Jak bezpiecznie wypoczywać nad wodą?

Alkohol, brawura i brak wiedzy o zagrożeniach – to najczęstsze powody wypadków w wodzie i na wodzie, do jakich dochodzi latem nad jeziorami i rzekami. Czego nie robić, a na co zwracać uwagę nad wodą?

– Najgorszy jest alkohol – mówi Dariusz Białkowski, komendant komisariatu wodnego w podpoznańskim Kiekrzu. – Alkohol daje złudne poczucie wszechmocy i bezpieczeństwa, a to prowadzi do takich zachowań, jak kąpiele w niebezpiecznych miejscach czy skoki do wody, które często kończą się tragicznie.

Kolejną niebezpiecznym pomysłem jest wypływanie na wodę łodziami, kajakami czy rowerami wodnymi, które nie spełniają norm bezpieczeństwa albo nie są wyposażone w sprzęt ratunkowy.

Jednak bywa i tak, że sprzęt jest w porządku, ale umiejętności wypływających niewystarczające jak na panującą pogodę – lub ilość wypitego alkoholu. Dobrze, gdy wyprawa kończy się tylko przymusową kapielą w jeziorze.

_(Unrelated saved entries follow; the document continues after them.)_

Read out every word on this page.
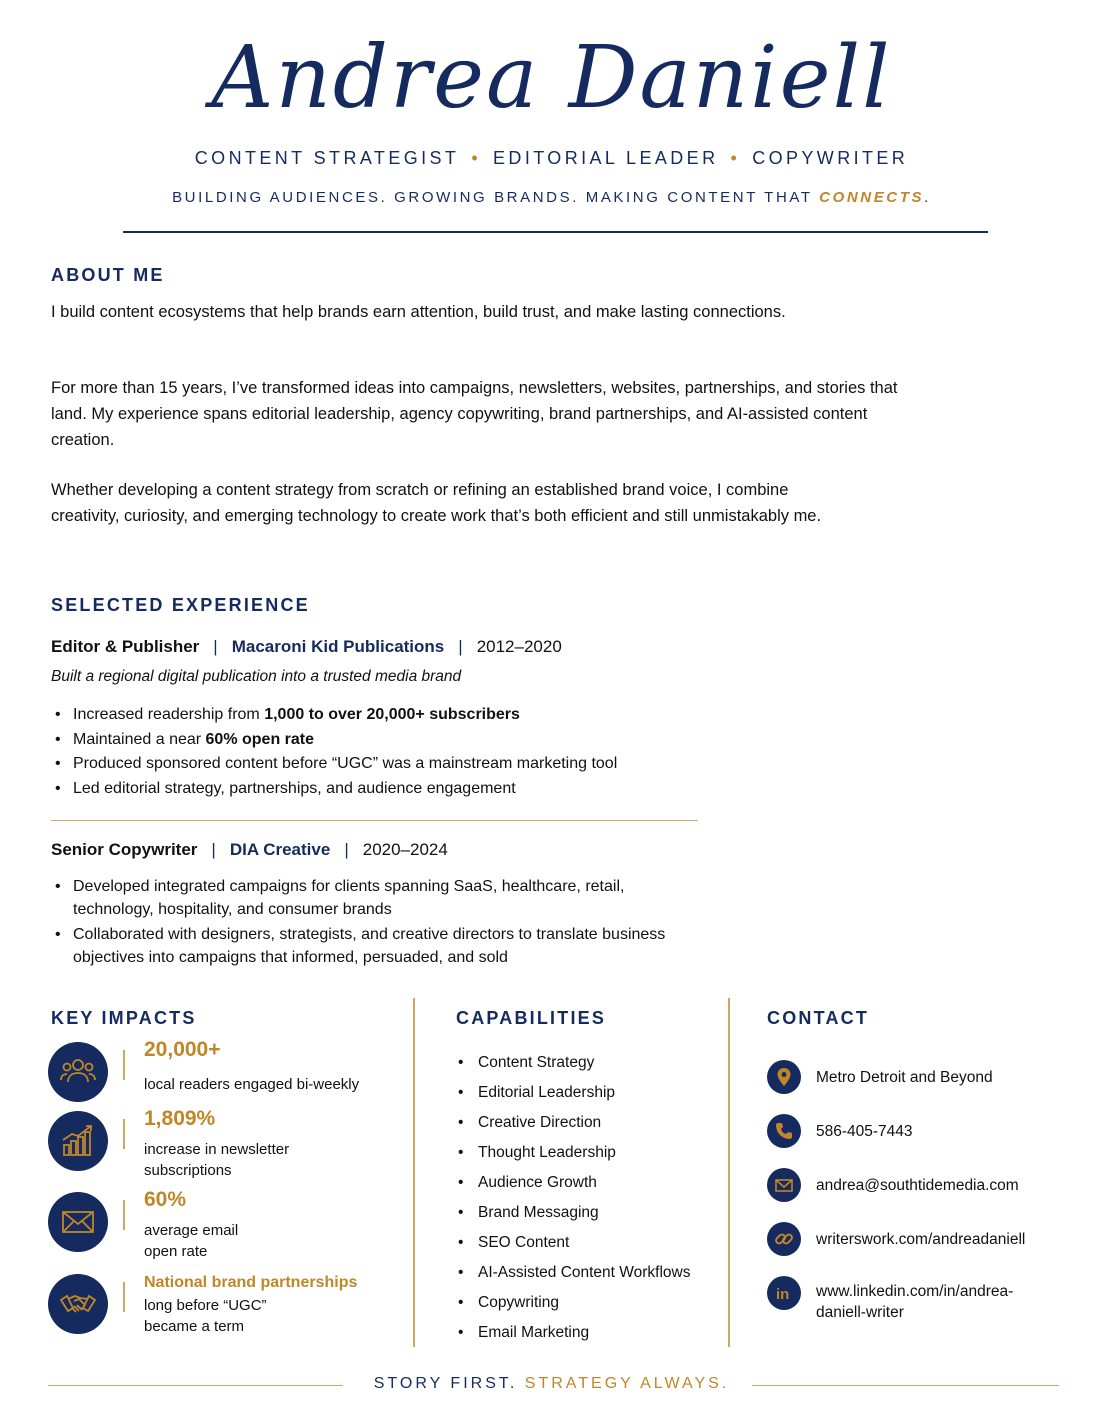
Andrea Daniell
CONTENT STRATEGIST • EDITORIAL LEADER • COPYWRITER
BUILDING AUDIENCES. GROWING BRANDS. MAKING CONTENT THAT CONNECTS.
ABOUT ME

I build content ecosystems that help brands earn attention, build trust, and make lasting connections.

For more than 15 years, I’ve transformed ideas into campaigns, newsletters, websites, partnerships, and stories that land. My experience spans editorial leadership, agency copywriting, brand partnerships, and AI-assisted content creation.

Whether developing a content strategy from scratch or refining an established brand voice, I combine creativity, curiosity, and emerging technology to create work that’s both efficient and still unmistakably me.

SELECTED EXPERIENCE
Editor & Publisher | Macaroni Kid Publications | 2012–2020
Built a regional digital publication into a trusted media brand
• Increased readership from 1,000 to over 20,000+ subscribers
• Maintained a near 60% open rate
• Produced sponsored content before “UGC” was a mainstream marketing tool
• Led editorial strategy, partnerships, and audience engagement
Senior Copywriter | DIA Creative | 2020–2024
• Developed integrated campaigns for clients spanning SaaS, healthcare, retail, technology, hospitality, and consumer brands
• Collaborated with designers, strategists, and creative directors to translate business objectives into campaigns that informed, persuaded, and sold
KEY IMPACTS
20,000+
local readers engaged bi-weekly
1,809%
increase in newsletter subscriptions
60%
average email open rate
National brand partnerships
long before “UGC” became a term
CAPABILITIES
• Content Strategy
• Editorial Leadership
• Creative Direction
• Thought Leadership
• Audience Growth
• Brand Messaging
• SEO Content
• AI-Assisted Content Workflows
• Copywriting
• Email Marketing
CONTACT
Metro Detroit and Beyond
586-405-7443
andrea@southtidemedia.com
writerswork.com/andreadaniell
in www.linkedin.com/in/andrea-daniell-writer
STORY FIRST. STRATEGY ALWAYS.
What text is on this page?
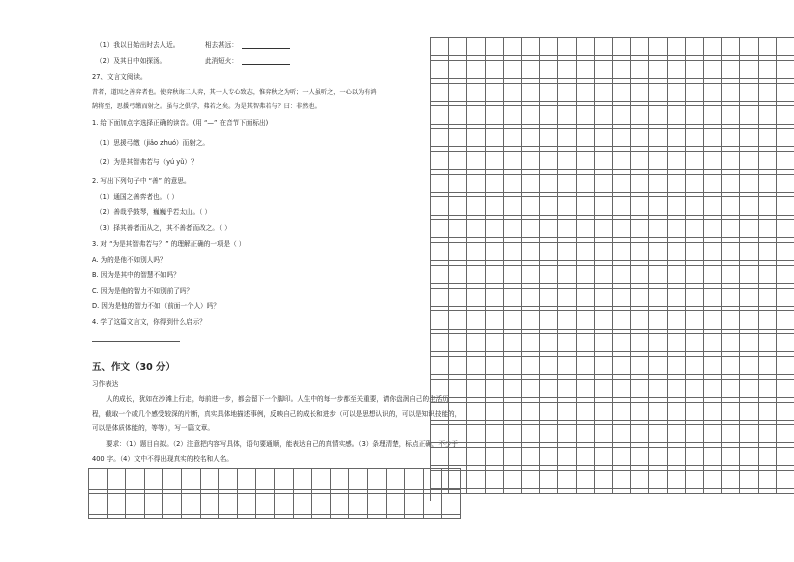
（1）我以日始出时去人近。	相去甚远：
（2）及其日中如探汤。	此消短火：
27、文言文阅读。
昔者，道因之善弈者也。使弈秋诲二人弈，其一人专心致志，惟弈秋之为听；一人虽听之，一心以为有鸿
鹄将至，思援弓缴而射之。虽与之俱学，弗若之矣。为是其智弗若与？曰：非然也。
1. 给下面加点字选择正确的读音。(用 “—” 在音节下面标出)
（1）思援弓缴（jiǎo zhuó）而射之。
（2）为是其智弗若与（yú yǔ）？
2. 写出下列句子中 “善” 的意思。
（1）通国之善弈者也。（ ）
（2）善哉乎鼓琴，巍巍乎若太山。（ ）
（3）择其善者而从之，其不善者而改之。（ ）
3. 对 “为是其智弗若与？” 的理解正确的一项是（ ）
A. 为的是他不如别人吗？
B. 因为是其中的智慧不如吗？
C. 因为是他的智力不如别前了吗？
D. 因为是他的智力不如（前面一个人）吗？
4. 学了这篇文言文，你得到什么启示？
五、作文（30 分）
习作表达
人的成长，犹如在沙滩上行走，每前进一步，都会留下一个脚印。人生中的每一步都至关重要，请你盘润自己的生活历程，截取一个或几个感受较深的片断，真实具体地描述事例，反映自己的成长和进步（可以是思想认识的，可以是知识技能的，可以是体质体能的，等等），写一篇文章。
要求：（1）题目自拟。（2）注意把内容写具体，语句要通顺，能表达自己的真情实感。（3）条理清楚，标点正确，不少于 400 字。（4）文中不得出现真实的校名和人名。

Dlatego wybierając się na plażę i planując wypożyczenie sprzętu pływającego, warto sprawdzić, czy kąpielisko jest odpowiednio wyposażone, jeśli chodzi o sprzęt ratunkowy. Zgodnie z przepisami powinna być tam przynajmniej jedna łódź ratunkowa wiosłowa na każde 100 m linii brzegowej i koła ratunkowe – jedno na 50 m linii brzegowej. Nad bezpieczeństwem kapiących się powinien czuwać także ratownik: jeden od strony lądu i jeden od strony wody na każde 100 m linii brzegowej. Ratownicy muszą mieć też specjalne stanowisko tak przygotowane, by mogli cały czas obserwować i kontrolować osób pływające, kąpiące się i korzystające ze sprzętu pływającego.

Warto także zwracać uwagę, jak wchodzimy do wody. Szybki skok do zimnej wody po kilkugodzinnym prażeniu się na słońcu to szok terminy dla organizmu, który może się skończyć nawet atakiem serca. Lepiej wchodzić powoli i spokojnie, stopniowo przyzwyczajając ciało do innej temperatury. I oczywiście – nigdy nie pod wpływem alkoholu. Tylko w tym roku z powodu kąpieli pod wpływem alkoholu utonęło 14 osób.